Tickersense finds that weak jobs report days lead to deteriorating markets throughout the day.
CXO Advisory suggests that:
In summary, past research indicates that there may be a good short-term price trade (but watch out for frontrunning) and a good longer-term volatility play for forced resignation of a CEO with replacement by an outsider.
and taking the advice of spam stock touts is a way to lose big and fast (contrarian play?); they discuss a simple model that explains why market cap weighting, large caps, and high price to book strategies underperform; a paper that finds that stock booms arise from conditions of low inflation and strong economic growth; discuss a paper that concludes technical trading doesn't generally work, but is more likely to be successful on small and illiquid stocks; find that UBS/Gallup investor sentiment is slightly predictive of returns; and hedge funds have a seasonal performance slightly different than the stock market.

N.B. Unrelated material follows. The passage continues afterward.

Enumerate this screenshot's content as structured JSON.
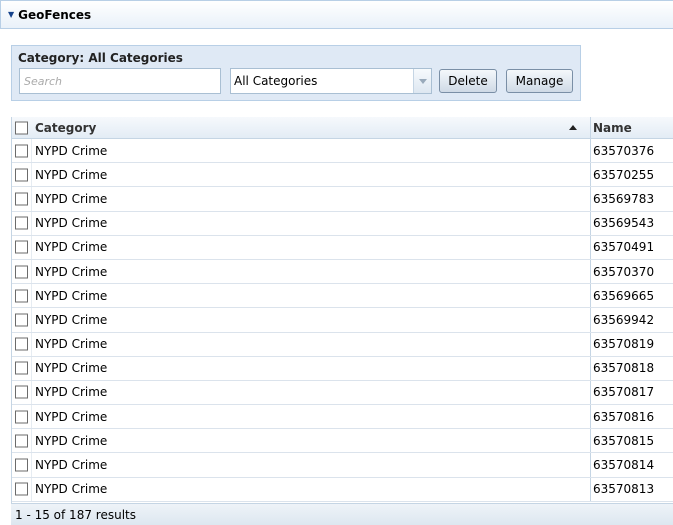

Hedge fund strategy definitions.
Brett Steenbarger finds that just a few big trades control the market movement, that moving correlations between market indices can provide bullish signals:
If we look just at times in which the Dow has been up over 1% in the past 10 sessions and the correlation between the Dow and Russell has been under .50 (N = 25), the next five days in the Dow and Russell have been quite bullish. The Dow has averaged a gain of .47% (18 up, 7 down); the Russell has averaged a gain of 1.15% (20 up, 5 down).

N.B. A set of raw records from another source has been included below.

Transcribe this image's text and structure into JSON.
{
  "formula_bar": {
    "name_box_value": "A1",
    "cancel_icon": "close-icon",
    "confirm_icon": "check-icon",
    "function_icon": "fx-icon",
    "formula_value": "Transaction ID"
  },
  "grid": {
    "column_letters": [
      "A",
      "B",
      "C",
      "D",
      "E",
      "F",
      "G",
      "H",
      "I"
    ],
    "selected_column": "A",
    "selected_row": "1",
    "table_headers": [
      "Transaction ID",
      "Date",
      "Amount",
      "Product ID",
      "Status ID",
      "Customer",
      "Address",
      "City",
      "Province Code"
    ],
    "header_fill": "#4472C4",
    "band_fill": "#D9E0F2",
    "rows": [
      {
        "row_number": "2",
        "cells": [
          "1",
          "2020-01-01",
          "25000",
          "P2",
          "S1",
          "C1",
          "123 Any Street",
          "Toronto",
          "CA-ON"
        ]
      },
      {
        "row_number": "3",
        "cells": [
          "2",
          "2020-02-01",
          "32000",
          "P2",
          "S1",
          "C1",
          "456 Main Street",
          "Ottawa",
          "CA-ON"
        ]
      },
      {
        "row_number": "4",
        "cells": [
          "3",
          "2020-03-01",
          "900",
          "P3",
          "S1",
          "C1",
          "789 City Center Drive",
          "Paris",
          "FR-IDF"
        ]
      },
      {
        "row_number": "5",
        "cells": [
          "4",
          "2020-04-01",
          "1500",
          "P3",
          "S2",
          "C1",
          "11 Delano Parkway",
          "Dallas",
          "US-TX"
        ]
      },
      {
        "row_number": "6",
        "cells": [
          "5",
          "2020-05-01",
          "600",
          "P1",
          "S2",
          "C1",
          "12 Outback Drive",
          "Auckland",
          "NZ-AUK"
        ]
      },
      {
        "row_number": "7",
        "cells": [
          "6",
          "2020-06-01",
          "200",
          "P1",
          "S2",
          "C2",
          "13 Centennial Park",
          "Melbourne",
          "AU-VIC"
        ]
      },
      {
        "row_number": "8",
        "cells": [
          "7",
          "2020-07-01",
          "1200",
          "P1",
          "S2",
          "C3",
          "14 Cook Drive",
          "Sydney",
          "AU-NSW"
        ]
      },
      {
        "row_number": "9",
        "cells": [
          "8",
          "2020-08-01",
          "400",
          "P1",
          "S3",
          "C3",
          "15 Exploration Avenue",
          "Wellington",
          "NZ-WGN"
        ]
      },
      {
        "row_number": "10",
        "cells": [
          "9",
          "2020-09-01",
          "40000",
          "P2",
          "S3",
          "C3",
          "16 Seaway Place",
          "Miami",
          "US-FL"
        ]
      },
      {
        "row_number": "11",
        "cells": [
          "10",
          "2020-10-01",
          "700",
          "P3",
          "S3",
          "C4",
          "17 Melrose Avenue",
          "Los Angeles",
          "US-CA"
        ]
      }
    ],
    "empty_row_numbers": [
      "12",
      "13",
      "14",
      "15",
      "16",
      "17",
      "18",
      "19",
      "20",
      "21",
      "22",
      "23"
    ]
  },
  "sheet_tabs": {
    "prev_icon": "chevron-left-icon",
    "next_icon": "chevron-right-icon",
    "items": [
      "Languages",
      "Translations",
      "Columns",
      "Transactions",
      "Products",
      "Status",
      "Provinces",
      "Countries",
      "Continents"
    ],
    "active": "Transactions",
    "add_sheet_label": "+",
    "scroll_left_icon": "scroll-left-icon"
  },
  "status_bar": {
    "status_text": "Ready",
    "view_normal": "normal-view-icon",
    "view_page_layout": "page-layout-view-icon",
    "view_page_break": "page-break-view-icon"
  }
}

discusses what happens after a big buying day:
The implication is that it is common for markets to take a pause after a big buying day. This tends, however, to be a short-term effect; returns are actually moderately superior four days out.

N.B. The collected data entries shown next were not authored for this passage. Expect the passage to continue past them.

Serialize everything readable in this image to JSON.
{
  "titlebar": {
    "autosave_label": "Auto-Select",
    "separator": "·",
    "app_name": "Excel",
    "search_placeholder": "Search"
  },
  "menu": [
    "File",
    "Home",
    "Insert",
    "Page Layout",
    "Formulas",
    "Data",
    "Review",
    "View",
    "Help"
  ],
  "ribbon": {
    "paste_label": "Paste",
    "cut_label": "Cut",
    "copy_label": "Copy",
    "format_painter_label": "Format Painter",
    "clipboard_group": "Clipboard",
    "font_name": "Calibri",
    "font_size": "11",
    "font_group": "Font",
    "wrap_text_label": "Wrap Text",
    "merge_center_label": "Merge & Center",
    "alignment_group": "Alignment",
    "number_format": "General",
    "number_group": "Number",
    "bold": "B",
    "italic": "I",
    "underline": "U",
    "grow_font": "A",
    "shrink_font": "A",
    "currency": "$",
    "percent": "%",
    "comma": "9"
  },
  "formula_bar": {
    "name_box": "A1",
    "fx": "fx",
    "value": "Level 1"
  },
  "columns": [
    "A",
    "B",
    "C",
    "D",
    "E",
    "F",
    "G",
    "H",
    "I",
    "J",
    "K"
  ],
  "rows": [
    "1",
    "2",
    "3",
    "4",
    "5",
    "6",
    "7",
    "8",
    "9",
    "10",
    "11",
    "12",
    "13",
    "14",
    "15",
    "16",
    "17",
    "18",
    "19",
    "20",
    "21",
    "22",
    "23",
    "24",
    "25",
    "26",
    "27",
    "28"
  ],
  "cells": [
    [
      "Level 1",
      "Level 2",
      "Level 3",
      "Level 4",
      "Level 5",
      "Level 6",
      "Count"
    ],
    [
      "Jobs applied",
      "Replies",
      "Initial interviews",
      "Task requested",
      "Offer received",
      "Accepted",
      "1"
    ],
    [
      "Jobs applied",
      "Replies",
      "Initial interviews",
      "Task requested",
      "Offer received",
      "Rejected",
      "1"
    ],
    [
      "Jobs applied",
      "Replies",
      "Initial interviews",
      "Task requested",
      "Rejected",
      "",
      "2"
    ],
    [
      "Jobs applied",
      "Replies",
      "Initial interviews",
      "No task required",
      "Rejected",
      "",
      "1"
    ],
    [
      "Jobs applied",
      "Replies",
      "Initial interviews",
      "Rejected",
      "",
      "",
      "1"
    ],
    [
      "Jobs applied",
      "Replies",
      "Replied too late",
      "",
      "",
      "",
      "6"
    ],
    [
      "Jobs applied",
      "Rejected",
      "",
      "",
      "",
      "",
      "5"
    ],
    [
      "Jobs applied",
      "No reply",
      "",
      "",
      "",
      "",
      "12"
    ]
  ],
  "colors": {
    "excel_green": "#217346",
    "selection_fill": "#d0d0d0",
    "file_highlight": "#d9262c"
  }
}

discusses signals from the TIKI (TICK of the Dow) going back to 2004:
The average 10-day correlation between daily TIKI and daily price change in SPY over this period has been .63. When we have a strong TIKI/price correlation (above .80; N = 108), the next ten days in SPY average a gain of .73% (73 up, 35 down). That is significantly stronger than the average 10-day price change in SPY of .26% (397 up, 285 down).
When the TIKI/price correlation is relatively low (below .50; N =133), the next ten days in SPY average a loss of -.41% (57 up, 76 down). That is significantly weaker than the average 10-day performance.
and finds that:
Since 2004 (N = 675 days), when fewer than 150 stocks across all the exchanges are making 65-day highs (N = 69), the next 20 days in the S&P 500 Index (SPY) average a gain of 1.77% (51 up, 18 down)...Since 2004, when we've had 1000 or more 65-day highs (N = 61), the next five days in SPY have averaged a loss of -.03% (30 up, 31 down). That's weaker than the average five-day gain of .12% (372 up, 303 down) for the sample overall. By 20 days out, however, SPY was up on average by .56% (43 up, 18 down)--a very respectable win:loss ratio.
Econophysics discusses hedge funds and the carry trade, and how they've become addicted to this low volatility strategy ripe for blowup.
The forecast for weather derivatives looks bright, with estimates that 30% of the economy is affected by the weather.